Invariants psychologiques ?
L’histoire de notre espèce a été écrite par des chercheurs occidentaux. Et ces derniers ont toujours supposé que la cognition et la psychologie humaines étaient identiques à travers le monde. Nous aurions tous, des Papous aux Inuits, à peu près :
Le même rapport au temps : Nous serions tous dotés de la même faculté moyenne à faire preuve de patience et à retarder une gratification si cela en accroît la valeur. Les résultats d’une expérience célèbre menée sur des bébés de Stanford – le « Marshmallow experiment »– ont ainsi été extrapolés à tous les enfants du monde;
La même pensée analytique : Nous accorderions tous en moyenne plus d’attention aux propriétés intrinsèques d’un objet qu’aux relations qu’il entretient avec son environnement;
Les mêmes schémas coopératifs : Nous aurions tous la même propension moyenne à coopérer avec des individus extérieurs à notre parentèle, voire avec de parfaits inconnus.
En un mot, nous serions tous les mêmes individus (presque) rationnels. Cette croyance en notre invariance psychologique a été renforcée par de nombreux résultats d’expérience. Le problème, c’est que celles-ci ont été largement menées sur les mêmes individus: des étudiants nord-américains. Autrement dit, des WEIRD : Western, Educated, Industrial, Rich and Democratic.
Or il s’avère que les expériences transversales menées sur des populations variées à travers le monde - moins nombreuses - suggèrent une réalité différente : les traits psychologiques identifiés sur des sujets WEIRD ne sont pas la chose du monde la mieux partagée. Parmi les résultats d’expérience les plus emblématiques, on peut mettre en avant celui-ci :
A la question « Qui suis-je », différentes populations américaines et kenyanes se distinguant par leur exposition décroissante à des traits WEIRD se définiront à partir d’attributs d’abord essentiellement individuels (« Je suis fort, intelligent, timide, etc. ») puis essentiellement relationnels (« Je suis le fils d’untel, le cousin de bidule, originaire du village machin, etc. »). Comme le montre le graphe, les écarts sont massifs.

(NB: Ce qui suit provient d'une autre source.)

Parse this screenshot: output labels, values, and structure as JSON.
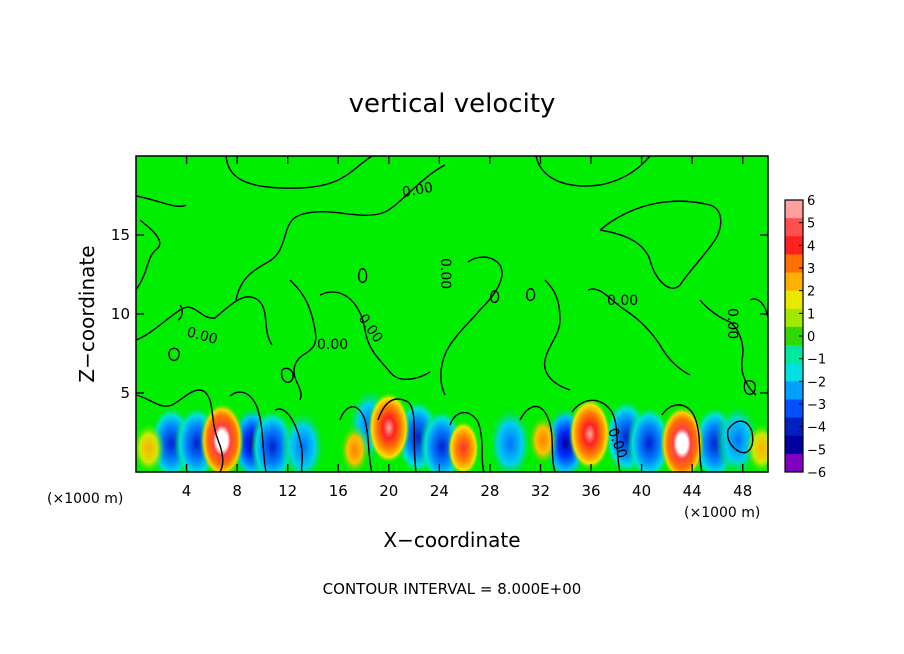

Il existerait donc des profils psychologiques bien distincts à travers le monde. Comment expliquer cela? Si l’on suit le raisonnement de l’auteur et pour faire (très) court, ces profils psychologiques sont distincts parce que façonnés au fil des générations par des évolutions culturelles différenciées. Et ces évolutions ont elles-mêmes été produites par des institutions sociales, à commencer par la première d’entre elles : la Famille.

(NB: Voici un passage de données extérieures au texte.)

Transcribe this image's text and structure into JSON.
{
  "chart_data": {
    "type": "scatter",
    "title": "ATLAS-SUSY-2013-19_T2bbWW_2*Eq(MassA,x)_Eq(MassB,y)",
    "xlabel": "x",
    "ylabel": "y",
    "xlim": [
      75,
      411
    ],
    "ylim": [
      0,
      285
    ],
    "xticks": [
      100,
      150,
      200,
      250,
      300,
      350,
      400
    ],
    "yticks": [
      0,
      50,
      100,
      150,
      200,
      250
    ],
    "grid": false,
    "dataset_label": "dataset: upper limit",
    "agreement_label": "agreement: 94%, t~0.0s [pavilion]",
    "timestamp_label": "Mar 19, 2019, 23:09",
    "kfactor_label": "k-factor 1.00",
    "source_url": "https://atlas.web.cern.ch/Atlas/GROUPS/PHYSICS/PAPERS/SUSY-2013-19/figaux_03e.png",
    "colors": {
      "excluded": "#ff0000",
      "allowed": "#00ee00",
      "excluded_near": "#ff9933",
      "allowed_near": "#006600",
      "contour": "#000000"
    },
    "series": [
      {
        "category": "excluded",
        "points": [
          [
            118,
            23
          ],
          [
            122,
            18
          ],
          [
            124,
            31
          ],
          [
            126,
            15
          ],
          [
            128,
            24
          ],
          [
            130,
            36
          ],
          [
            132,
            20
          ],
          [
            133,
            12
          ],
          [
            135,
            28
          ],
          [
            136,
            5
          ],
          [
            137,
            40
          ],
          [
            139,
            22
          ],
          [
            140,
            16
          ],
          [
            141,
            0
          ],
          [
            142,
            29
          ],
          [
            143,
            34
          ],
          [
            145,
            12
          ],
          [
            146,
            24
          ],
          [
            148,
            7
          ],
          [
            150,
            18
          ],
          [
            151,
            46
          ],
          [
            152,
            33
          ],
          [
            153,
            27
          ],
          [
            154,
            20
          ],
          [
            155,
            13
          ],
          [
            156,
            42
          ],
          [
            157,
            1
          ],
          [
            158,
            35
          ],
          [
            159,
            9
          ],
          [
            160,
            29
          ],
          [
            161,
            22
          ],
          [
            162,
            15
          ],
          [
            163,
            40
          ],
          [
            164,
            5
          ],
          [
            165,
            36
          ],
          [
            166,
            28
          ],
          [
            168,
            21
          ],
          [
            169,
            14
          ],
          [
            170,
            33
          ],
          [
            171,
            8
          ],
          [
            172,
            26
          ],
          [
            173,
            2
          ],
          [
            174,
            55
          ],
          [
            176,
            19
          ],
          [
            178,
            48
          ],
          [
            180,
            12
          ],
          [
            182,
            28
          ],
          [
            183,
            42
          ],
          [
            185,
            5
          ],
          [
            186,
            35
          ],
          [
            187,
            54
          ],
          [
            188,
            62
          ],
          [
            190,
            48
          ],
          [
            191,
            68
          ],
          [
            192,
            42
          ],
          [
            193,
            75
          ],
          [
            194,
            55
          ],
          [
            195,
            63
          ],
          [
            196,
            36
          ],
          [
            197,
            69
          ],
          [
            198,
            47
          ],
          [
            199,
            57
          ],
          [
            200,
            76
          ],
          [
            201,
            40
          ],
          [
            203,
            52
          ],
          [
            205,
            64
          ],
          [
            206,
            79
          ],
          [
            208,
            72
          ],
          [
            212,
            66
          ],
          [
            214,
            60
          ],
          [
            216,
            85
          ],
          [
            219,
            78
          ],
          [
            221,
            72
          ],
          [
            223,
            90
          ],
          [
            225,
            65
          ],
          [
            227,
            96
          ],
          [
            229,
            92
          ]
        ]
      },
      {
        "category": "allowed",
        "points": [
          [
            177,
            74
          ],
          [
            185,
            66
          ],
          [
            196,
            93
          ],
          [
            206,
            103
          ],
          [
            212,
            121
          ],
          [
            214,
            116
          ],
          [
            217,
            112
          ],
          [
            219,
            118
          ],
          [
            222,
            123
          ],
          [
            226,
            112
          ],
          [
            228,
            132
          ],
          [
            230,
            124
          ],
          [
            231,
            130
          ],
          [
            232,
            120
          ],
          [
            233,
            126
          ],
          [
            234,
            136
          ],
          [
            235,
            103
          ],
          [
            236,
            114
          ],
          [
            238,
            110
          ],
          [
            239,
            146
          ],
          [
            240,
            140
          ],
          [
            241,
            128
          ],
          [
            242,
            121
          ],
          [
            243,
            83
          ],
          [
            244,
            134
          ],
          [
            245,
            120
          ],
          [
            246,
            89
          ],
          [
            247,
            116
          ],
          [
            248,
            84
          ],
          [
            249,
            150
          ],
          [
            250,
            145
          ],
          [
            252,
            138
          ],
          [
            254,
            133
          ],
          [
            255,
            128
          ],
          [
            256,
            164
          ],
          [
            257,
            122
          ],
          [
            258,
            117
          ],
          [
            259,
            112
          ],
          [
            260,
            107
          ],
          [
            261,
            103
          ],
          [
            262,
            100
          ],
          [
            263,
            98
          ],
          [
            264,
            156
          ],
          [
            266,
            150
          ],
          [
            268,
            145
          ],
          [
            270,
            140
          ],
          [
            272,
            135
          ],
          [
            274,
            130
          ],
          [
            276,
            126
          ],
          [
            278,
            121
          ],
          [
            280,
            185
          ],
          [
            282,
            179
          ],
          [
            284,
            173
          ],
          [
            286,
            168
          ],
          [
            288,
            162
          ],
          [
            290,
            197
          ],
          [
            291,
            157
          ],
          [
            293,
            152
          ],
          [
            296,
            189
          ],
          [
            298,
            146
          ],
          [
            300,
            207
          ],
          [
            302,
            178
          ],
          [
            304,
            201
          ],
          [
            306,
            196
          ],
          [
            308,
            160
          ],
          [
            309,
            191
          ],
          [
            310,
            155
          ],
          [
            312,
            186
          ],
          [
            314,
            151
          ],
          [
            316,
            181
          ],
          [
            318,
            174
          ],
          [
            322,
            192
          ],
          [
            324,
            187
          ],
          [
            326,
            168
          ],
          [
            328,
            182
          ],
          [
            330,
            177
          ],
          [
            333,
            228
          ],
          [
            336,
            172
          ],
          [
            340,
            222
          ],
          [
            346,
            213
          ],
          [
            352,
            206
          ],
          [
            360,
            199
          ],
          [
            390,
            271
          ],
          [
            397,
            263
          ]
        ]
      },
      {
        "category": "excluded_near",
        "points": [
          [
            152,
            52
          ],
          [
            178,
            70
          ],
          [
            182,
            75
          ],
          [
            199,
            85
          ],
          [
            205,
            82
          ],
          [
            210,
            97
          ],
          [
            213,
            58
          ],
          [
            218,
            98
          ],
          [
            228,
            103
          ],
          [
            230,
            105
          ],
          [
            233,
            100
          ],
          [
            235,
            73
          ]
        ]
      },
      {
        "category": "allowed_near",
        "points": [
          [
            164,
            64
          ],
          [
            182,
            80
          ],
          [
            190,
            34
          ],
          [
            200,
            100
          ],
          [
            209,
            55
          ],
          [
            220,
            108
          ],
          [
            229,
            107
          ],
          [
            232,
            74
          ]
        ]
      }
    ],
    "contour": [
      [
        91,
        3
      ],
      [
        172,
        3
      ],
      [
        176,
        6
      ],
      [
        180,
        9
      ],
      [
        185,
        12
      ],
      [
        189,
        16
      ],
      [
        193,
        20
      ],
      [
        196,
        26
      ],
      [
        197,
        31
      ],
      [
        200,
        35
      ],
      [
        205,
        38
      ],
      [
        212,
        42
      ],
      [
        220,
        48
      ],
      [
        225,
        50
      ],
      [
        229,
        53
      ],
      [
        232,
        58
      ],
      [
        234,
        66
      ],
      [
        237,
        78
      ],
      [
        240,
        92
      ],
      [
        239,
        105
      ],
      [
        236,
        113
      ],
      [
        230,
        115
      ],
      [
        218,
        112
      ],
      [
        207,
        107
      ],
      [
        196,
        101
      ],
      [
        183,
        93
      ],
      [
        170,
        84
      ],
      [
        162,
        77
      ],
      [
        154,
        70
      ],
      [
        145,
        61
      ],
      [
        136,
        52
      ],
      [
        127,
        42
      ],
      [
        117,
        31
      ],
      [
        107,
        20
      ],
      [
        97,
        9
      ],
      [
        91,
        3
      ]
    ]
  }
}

Et dès lors qu’il s’agit de Famille, ce sont les WEIRD font figure d’exception.
Des liens du sang…
Les WEIRD considèrent la famille nucléaire, la monogamie, et la prohibition du mariage entre membres d’une famille - même étendue - comme un horizon normatif indépassable. Le tableau ci-après montre là encore une réalité tout autre:
Sur 1200 groupes ethnolinguistiques, 50% ne possédait à l’époque préindustrielle aucun trait WEIRD et 77% zéro ou un seul. Les structures familiales avec lesquelles nous sommes familiers sont donc une singularité dans une humanité longtemps dominée par les liens du sang, la lignée patrilinéaire, et la polygamie – en un mot par la logique du clan. Et ce qui caractérise cette logique, c’est que les liens d’interdépendance entre les membres à l’intérieur du clan sont aussi forts que l’est la méfiance envers les membres extérieurs au clan, en particulier les inconnus.

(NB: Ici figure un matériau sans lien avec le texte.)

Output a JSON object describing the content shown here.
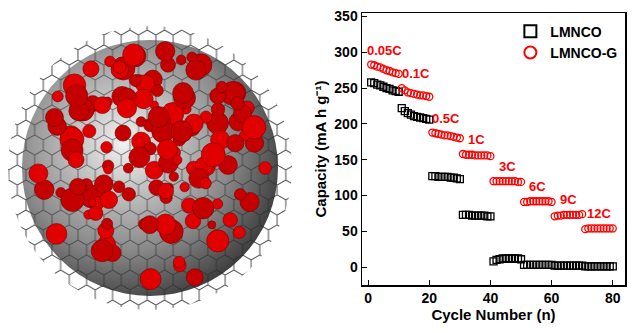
{
  "chart_data": {
    "type": "scatter",
    "xlabel": "Cycle Number (n)",
    "ylabel": "Capacity (mA h g⁻¹)",
    "x": [
      1,
      2,
      3,
      4,
      5,
      6,
      7,
      8,
      9,
      10,
      11,
      12,
      13,
      14,
      15,
      16,
      17,
      18,
      19,
      20,
      21,
      22,
      23,
      24,
      25,
      26,
      27,
      28,
      29,
      30,
      31,
      32,
      33,
      34,
      35,
      36,
      37,
      38,
      39,
      40,
      41,
      42,
      43,
      44,
      45,
      46,
      47,
      48,
      49,
      50,
      51,
      52,
      53,
      54,
      55,
      56,
      57,
      58,
      59,
      60,
      61,
      62,
      63,
      64,
      65,
      66,
      67,
      68,
      69,
      70,
      71,
      72,
      73,
      74,
      75,
      76,
      77,
      78,
      79,
      80
    ],
    "xlim": [
      -2,
      84
    ],
    "xticks": [
      0,
      20,
      40,
      60,
      80
    ],
    "ylim": [
      -25,
      355
    ],
    "yticks": [
      0,
      50,
      100,
      150,
      200,
      250,
      300,
      350
    ],
    "grid": false,
    "legend": "upper right",
    "annotations": [
      "0.05C",
      "0.1C",
      "0.5C",
      "1C",
      "3C",
      "6C",
      "9C",
      "12C"
    ],
    "series": [
      {
        "name": "LMNCO",
        "color": "#000000",
        "marker": "square-open",
        "values": [
          258,
          257,
          255,
          254,
          252,
          250,
          249,
          247,
          246,
          245,
          222,
          218,
          215,
          213,
          211,
          210,
          209,
          208,
          207,
          206,
          127,
          127,
          126,
          126,
          126,
          126,
          125,
          125,
          124,
          123,
          73,
          73,
          73,
          72,
          72,
          72,
          72,
          72,
          71,
          71,
          8,
          10,
          11,
          12,
          12,
          12,
          12,
          12,
          12,
          11,
          3,
          3,
          3,
          3,
          3,
          3,
          3,
          3,
          3,
          3,
          2,
          2,
          2,
          2,
          2,
          2,
          2,
          2,
          2,
          2,
          1,
          1,
          1,
          1,
          1,
          1,
          1,
          1,
          1,
          1
        ]
      },
      {
        "name": "LMNCO-G",
        "color": "#ff0000",
        "marker": "circle-open",
        "values": [
          283,
          282,
          280,
          279,
          277,
          275,
          274,
          272,
          271,
          270,
          250,
          247,
          244,
          243,
          242,
          241,
          240,
          240,
          239,
          238,
          188,
          187,
          186,
          185,
          184,
          184,
          183,
          182,
          181,
          180,
          158,
          157,
          157,
          157,
          156,
          156,
          156,
          156,
          156,
          155,
          120,
          120,
          120,
          120,
          120,
          120,
          120,
          120,
          119,
          119,
          91,
          91,
          92,
          92,
          92,
          92,
          92,
          92,
          92,
          91,
          71,
          72,
          72,
          73,
          73,
          73,
          73,
          73,
          73,
          74,
          53,
          54,
          54,
          54,
          54,
          54,
          54,
          54,
          54,
          54
        ]
      }
    ]
  }
}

Au cours de l’histoire, la compétition et la consolidation entre clans rivaux a donné naissance aux chefferies, puis aux premiers états, aux royaumes, et aux empires. Parmi l’arsenal à la disposition des chefs pour assoir et étendre leur domination se trouvait, comme l’explique Pascal Boyer, la religion.
En Occident, c’est le christianisme romain qui s’est imposé, et avec lui une conception très particulière et restrictive du mariage. Sous l’impulsion de Grégoire le Grand, la Chrétienté occidentale a diffusé un programme matrimonial reposant notamment sur l’interdiction stricte du mariage entre cousins (jusqu’au sixième degré!) et de la polygamie.1
Et c’est là le point clé : les restrictions imposées au mariage par l’Eglise ont eu au fil des siècles pour résultat le démantèlement des structures de clans. Car, dès lors qu’un sujet de l’Eglise est contraint de partir loin de chez lui pour être sûr de ne pas se marier par erreur avec un cousin du sixième degré, c’est une nouvelle logique familiale, institutionnelle et psychologique qui se met en place.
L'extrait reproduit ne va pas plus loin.